On each player’s turn he or she rolls the dice. The number on the dice determines which land tiles produce resources that turn. (You can produce resources on other players’ turns.) There’s also a robber token, which starts on the desert tile, and if a player rolls a 7, the robber must be moved to another land tile, and anyone—including the person rolling the die—with more than 7 resource cards in their hand must discard half of their resource cards. Once the robber is moved, any tile he’s moved to ceases to produce resources, and the player who moved the robber gets to steal one resource at random from a player with a settlement on the tile in which the robber was moved.
You earn victory points by building settlements, cities, development cards, owning the largest army, and even the longest continuous road. The first person to 10 victory points wins. You can upgrade your settlements to cities. A settlement only gives you one resource, while a city gives you two resources. Players can draw development cards by turning in one wool, one ore, and one grain to the bank, and there are two ways to earn victory points off of development cards: some cards have a point value (you simply play them for quick points), and knight cards. If you draw into a knight card, you can use the card to move the robber before you roll the dice on your turn. You keep the used knight cards in a stack by you, and if you have three or more knight cards, you earn the largest army, provided no one else has the largest army.
Then, there’s the trading aspect. You can trade resources with any player on your turn, and only with the player whose turn it is on their turn. You can also trade with the bank, but you have to have 4 or one kind of resource to the get the one you want. This trade ratio to the bank makes trade routes important. If you have a settlement (or city) on a trade route tile, you own the trade route, and there are plenty of routes to be had: there’s a 2:1 ratio for trading each individual resource, and there are 3:1 trade routes for any resource. You’ll find that when you’re close to winning the game, people won’t want to trade with you, so these trade routes can seal a victory.
But it’s trading with players that give Settlers its charm. You’ll find plenty of awkward moments when someone starts shouting, “Wood. I need wood. I have sheep, but I need wood.” The Big Bang Theory makes good use out of this common occurrence when Sheldon Cooper asks for the same trade. His friends laugh and tell him that his girlfriend might be able to help him out.

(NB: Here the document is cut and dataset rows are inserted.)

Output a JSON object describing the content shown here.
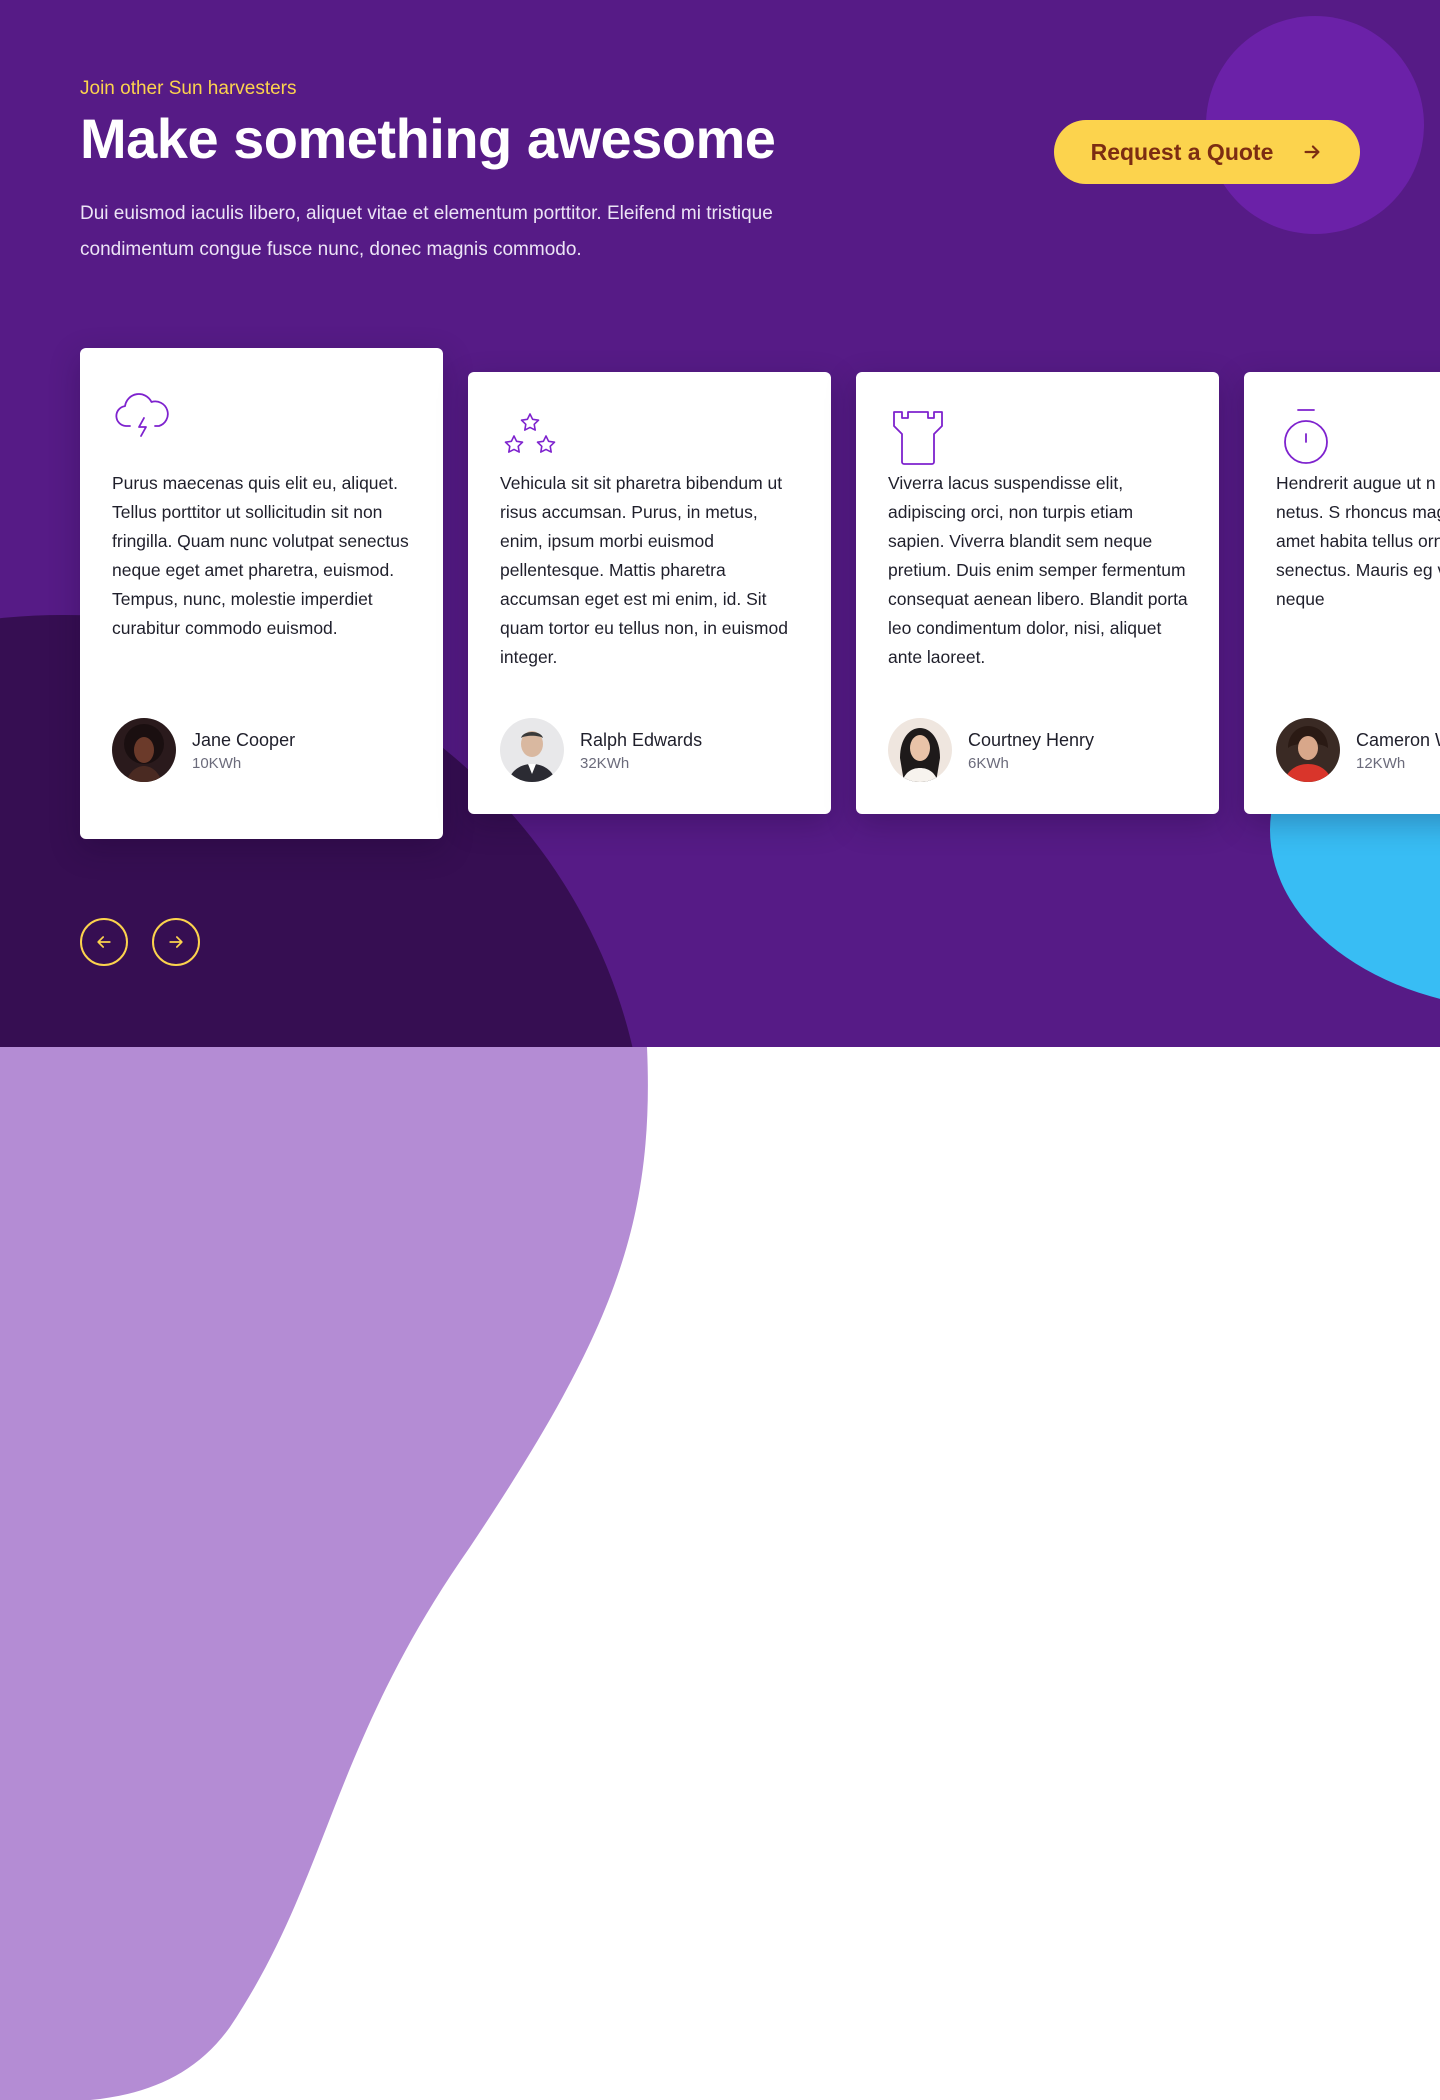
{
  "colors": {
    "hero_bg": "#561b86",
    "accent_yellow": "#fcd34d",
    "dark_blob": "#360e52",
    "blue_blob": "#38bdf4",
    "lilac_blob": "#b48cd4",
    "icon_purple": "#7e22ce"
  },
  "hero": {
    "eyebrow": "Join other Sun harvesters",
    "title": "Make something awesome",
    "intro": "Dui euismod iaculis libero, aliquet vitae et elementum porttitor. Eleifend mi tristique condimentum congue fusce nunc, donec magnis commodo.",
    "cta": {
      "label": "Request a Quote",
      "icon": "arrow-right-icon"
    }
  },
  "testimonials": [
    {
      "icon": "cloud-lightning-icon",
      "text": "Purus maecenas quis elit eu, aliquet. Tellus porttitor ut sollicitudin sit non fringilla. Quam nunc volutpat senectus neque eget amet pharetra, euismod. Tempus, nunc, molestie imperdiet curabitur commodo euismod.",
      "name": "Jane Cooper",
      "energy": "10KWh"
    },
    {
      "icon": "stars-icon",
      "text": "Vehicula sit sit pharetra bibendum ut risus accumsan. Purus, in metus, enim, ipsum morbi euismod pellentesque. Mattis pharetra accumsan eget est mi enim, id. Sit quam tortor eu tellus non, in euismod integer.",
      "name": "Ralph Edwards",
      "energy": "32KWh"
    },
    {
      "icon": "tower-icon",
      "text": "Viverra lacus suspendisse elit, adipiscing orci, non turpis etiam sapien. Viverra blandit sem neque pretium. Duis enim semper fermentum consequat aenean libero. Blandit porta leo condimentum dolor, nisi, aliquet ante laoreet.",
      "name": "Courtney Henry",
      "energy": "6KWh"
    },
    {
      "icon": "stopwatch-icon",
      "text": "Hendrerit augue ut n quis integer netus. S rhoncus magnis hab Egestas amet habita tellus ornare. Hendre senectus. Mauris eg vitae praesent neque",
      "name": "Cameron W",
      "energy": "12KWh"
    }
  ],
  "carousel": {
    "prev_icon": "arrow-left-icon",
    "next_icon": "arrow-right-icon"
  }
}
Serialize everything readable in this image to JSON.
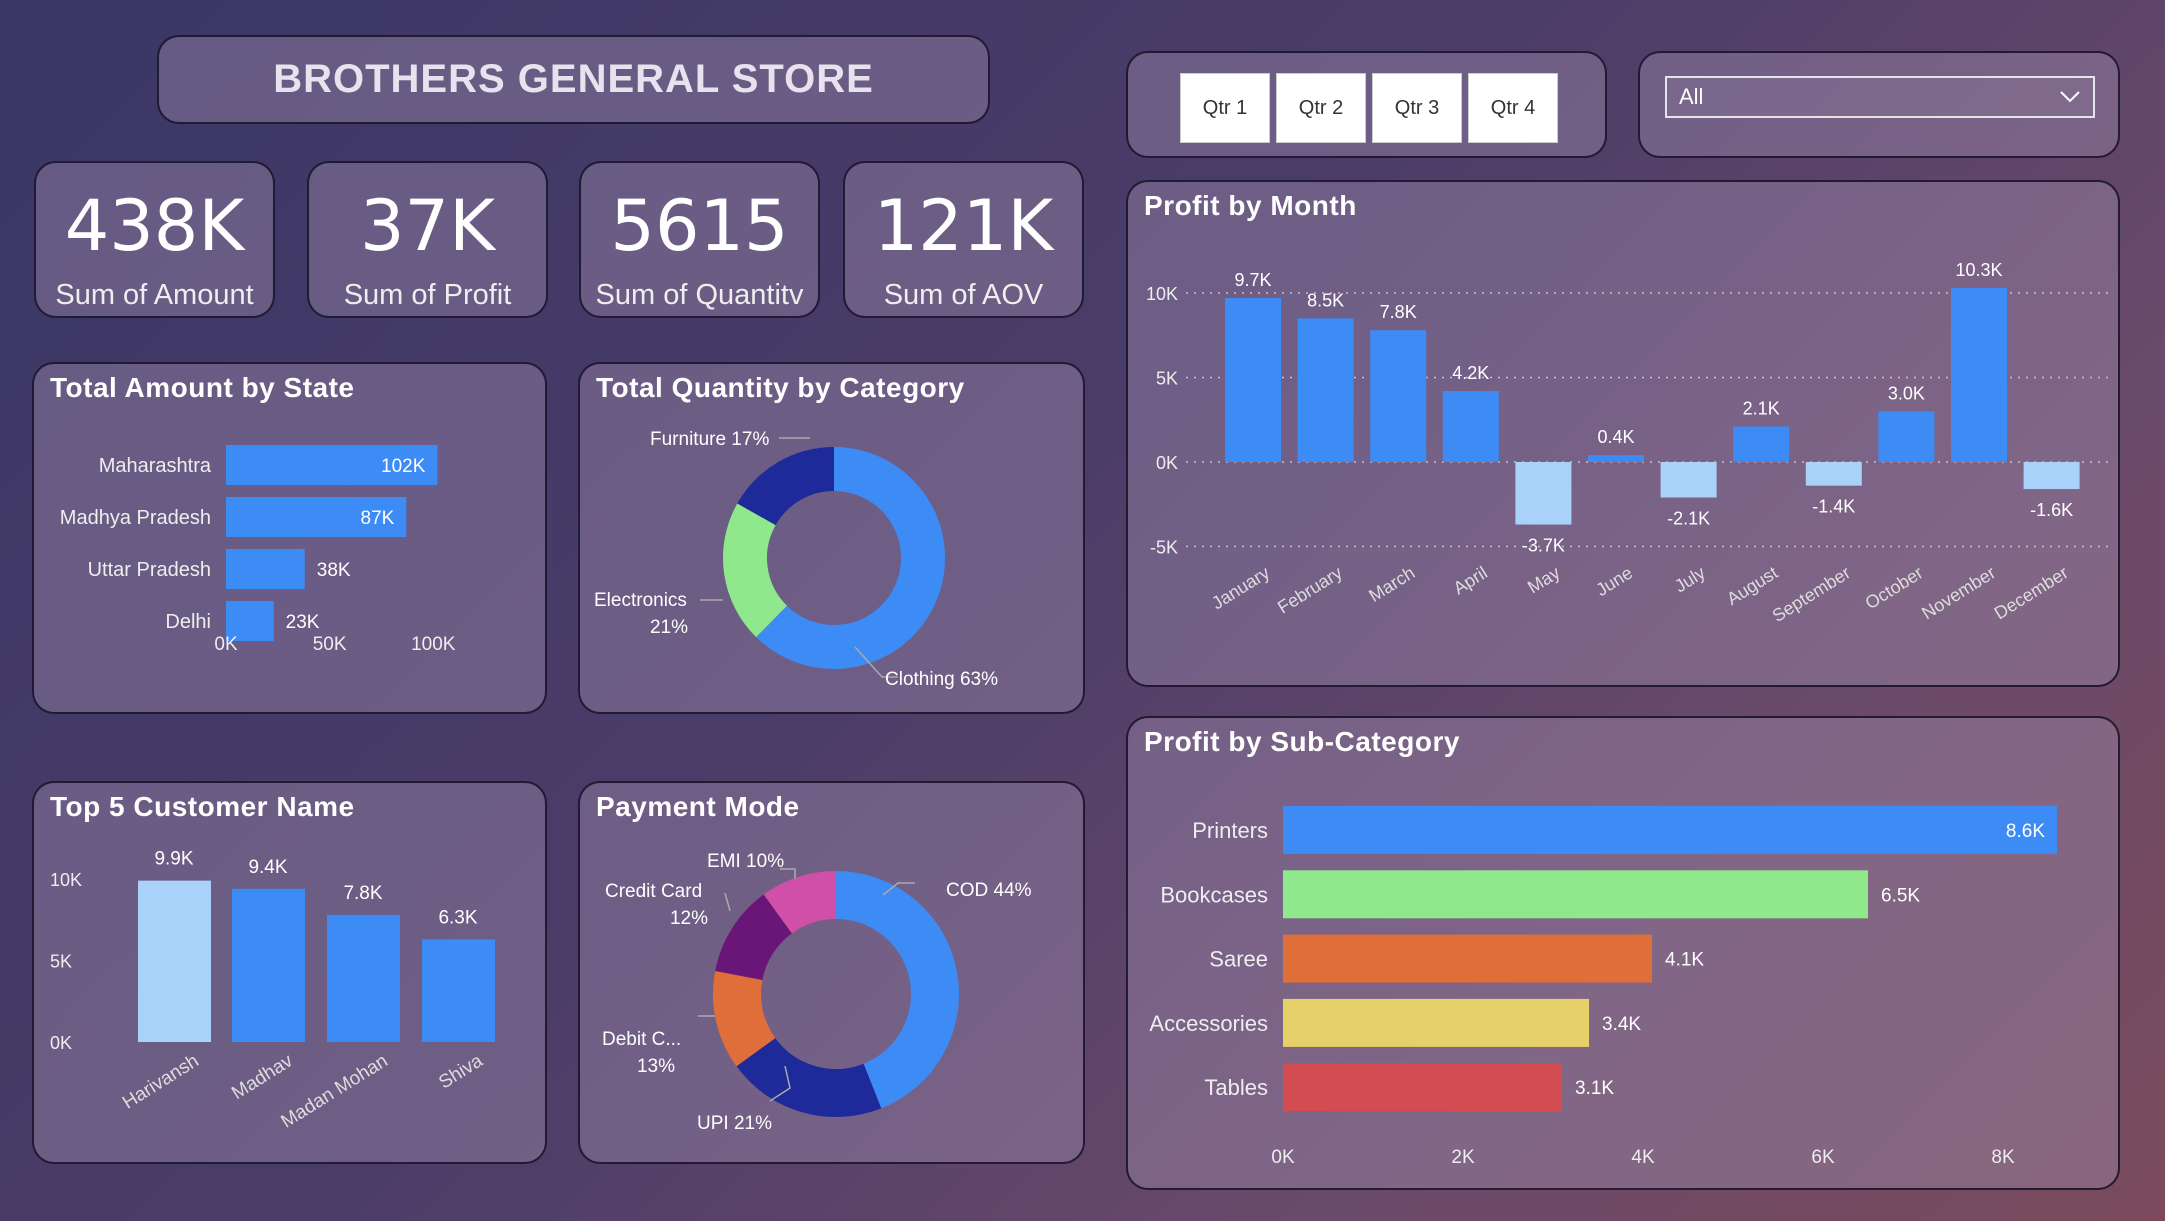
{
  "title": "BROTHERS GENERAL STORE",
  "kpis": [
    {
      "value": "438K",
      "label": "Sum of Amount"
    },
    {
      "value": "37K",
      "label": "Sum of Profit"
    },
    {
      "value": "5615",
      "label": "Sum of Quantitv"
    },
    {
      "value": "121K",
      "label": "Sum of AOV"
    }
  ],
  "filters": {
    "quarters": [
      "Qtr 1",
      "Qtr 2",
      "Qtr 3",
      "Qtr 4"
    ],
    "dropdown_value": "All",
    "dropdown_icon": "chevron-down-icon"
  },
  "colors": {
    "blue": "#3d8bf5",
    "light_blue": "#a9d2fb",
    "navy": "#1e2a9a",
    "green": "#8fe88b",
    "orange": "#e06e38",
    "yellow": "#e6d06a",
    "red": "#d24c52",
    "purple": "#6a1678",
    "pink": "#d04fa8"
  },
  "chart_data": [
    {
      "id": "state",
      "type": "bar",
      "orientation": "horizontal",
      "title": "Total Amount by State",
      "categories": [
        "Maharashtra",
        "Madhya Pradesh",
        "Uttar Pradesh",
        "Delhi"
      ],
      "values": [
        102,
        87,
        38,
        23
      ],
      "value_labels": [
        "102K",
        "87K",
        "38K",
        "23K"
      ],
      "xticks": [
        "0K",
        "50K",
        "100K"
      ],
      "xtick_values": [
        0,
        50,
        100
      ],
      "xlim": [
        0,
        110
      ],
      "color": "#3d8bf5"
    },
    {
      "id": "category",
      "type": "pie",
      "donut": true,
      "title": "Total Quantity by Category",
      "slices": [
        {
          "label": "Clothing 63%",
          "value": 63,
          "color": "#3d8bf5"
        },
        {
          "label": "Electronics 21%",
          "value": 21,
          "color": "#8fe88b"
        },
        {
          "label": "Furniture 17%",
          "value": 17,
          "color": "#1e2a9a"
        }
      ]
    },
    {
      "id": "customers",
      "type": "bar",
      "title": "Top 5 Customer Name",
      "categories": [
        "Harivansh",
        "Madhav",
        "Madan Mohan",
        "Shiva"
      ],
      "values": [
        9.9,
        9.4,
        7.8,
        6.3
      ],
      "value_labels": [
        "9.9K",
        "9.4K",
        "7.8K",
        "6.3K"
      ],
      "colors": [
        "#a9d2fb",
        "#3d8bf5",
        "#3d8bf5",
        "#3d8bf5"
      ],
      "yticks": [
        "10K",
        "5K",
        "0K"
      ],
      "ytick_values": [
        10,
        5,
        0
      ],
      "ylim": [
        0,
        10
      ]
    },
    {
      "id": "payment",
      "type": "pie",
      "donut": true,
      "title": "Payment Mode",
      "slices": [
        {
          "label": "COD 44%",
          "value": 44,
          "color": "#3d8bf5"
        },
        {
          "label": "UPI 21%",
          "value": 21,
          "color": "#1e2a9a"
        },
        {
          "label": "Debit C... 13%",
          "value": 13,
          "color": "#e06e38"
        },
        {
          "label": "Credit Card 12%",
          "value": 12,
          "color": "#6a1678"
        },
        {
          "label": "EMI 10%",
          "value": 10,
          "color": "#d04fa8"
        }
      ]
    },
    {
      "id": "month",
      "type": "bar",
      "title": "Profit by Month",
      "categories": [
        "January",
        "February",
        "March",
        "April",
        "May",
        "June",
        "July",
        "August",
        "September",
        "October",
        "November",
        "December"
      ],
      "values": [
        9.7,
        8.5,
        7.8,
        4.2,
        -3.7,
        0.4,
        -2.1,
        2.1,
        -1.4,
        3.0,
        10.3,
        -1.6
      ],
      "value_labels": [
        "9.7K",
        "8.5K",
        "7.8K",
        "4.2K",
        "-3.7K",
        "0.4K",
        "-2.1K",
        "2.1K",
        "-1.4K",
        "3.0K",
        "10.3K",
        "-1.6K"
      ],
      "yticks": [
        "10K",
        "5K",
        "0K",
        "-5K"
      ],
      "ytick_values": [
        10,
        5,
        0,
        -5
      ],
      "ylim": [
        -5,
        10
      ],
      "positive_color": "#3d8bf5",
      "negative_color": "#a9d2fb",
      "grid": true
    },
    {
      "id": "subcategory",
      "type": "bar",
      "orientation": "horizontal",
      "title": "Profit by Sub-Category",
      "categories": [
        "Printers",
        "Bookcases",
        "Saree",
        "Accessories",
        "Tables"
      ],
      "values": [
        8.6,
        6.5,
        4.1,
        3.4,
        3.1
      ],
      "value_labels": [
        "8.6K",
        "6.5K",
        "4.1K",
        "3.4K",
        "3.1K"
      ],
      "colors": [
        "#3d8bf5",
        "#8fe88b",
        "#e06e38",
        "#e6d06a",
        "#d24c52"
      ],
      "xticks": [
        "0K",
        "2K",
        "4K",
        "6K",
        "8K"
      ],
      "xtick_values": [
        0,
        2,
        4,
        6,
        8
      ],
      "xlim": [
        0,
        8.6
      ]
    }
  ]
}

And you have to love the strategic aspects of Settlers. Everyone has their own opinions on what works best. Wood and Clay are used to build roads, so if you load up on those two resources, you can build the longest route—securing two victory points—and run the tables on your opponent. I prefer to focus on grain. I’ll pick a plain tile with a good number on it—keep in mind that 6s and 8s are rolled more often than 2s and 12s—and even though I may have a slower start to my game, grain is used to build everything except roads. But I’ve even seen someone win by dominating wool—the least useful resource on paper, since it doesn’t have nearly as many uses as the others. One of my military buddies built several cities on wool tiles and owned the 2:1 wool route to the bank. He loaded up on wool and rode the wool train to victory.
Verdict: Unlike some evergreen tabletop games Settlers of Catan ages well. The well-balanced combination of a variable board, trading, and a focus on strategic resources make it relevant today as it was twenty years ago.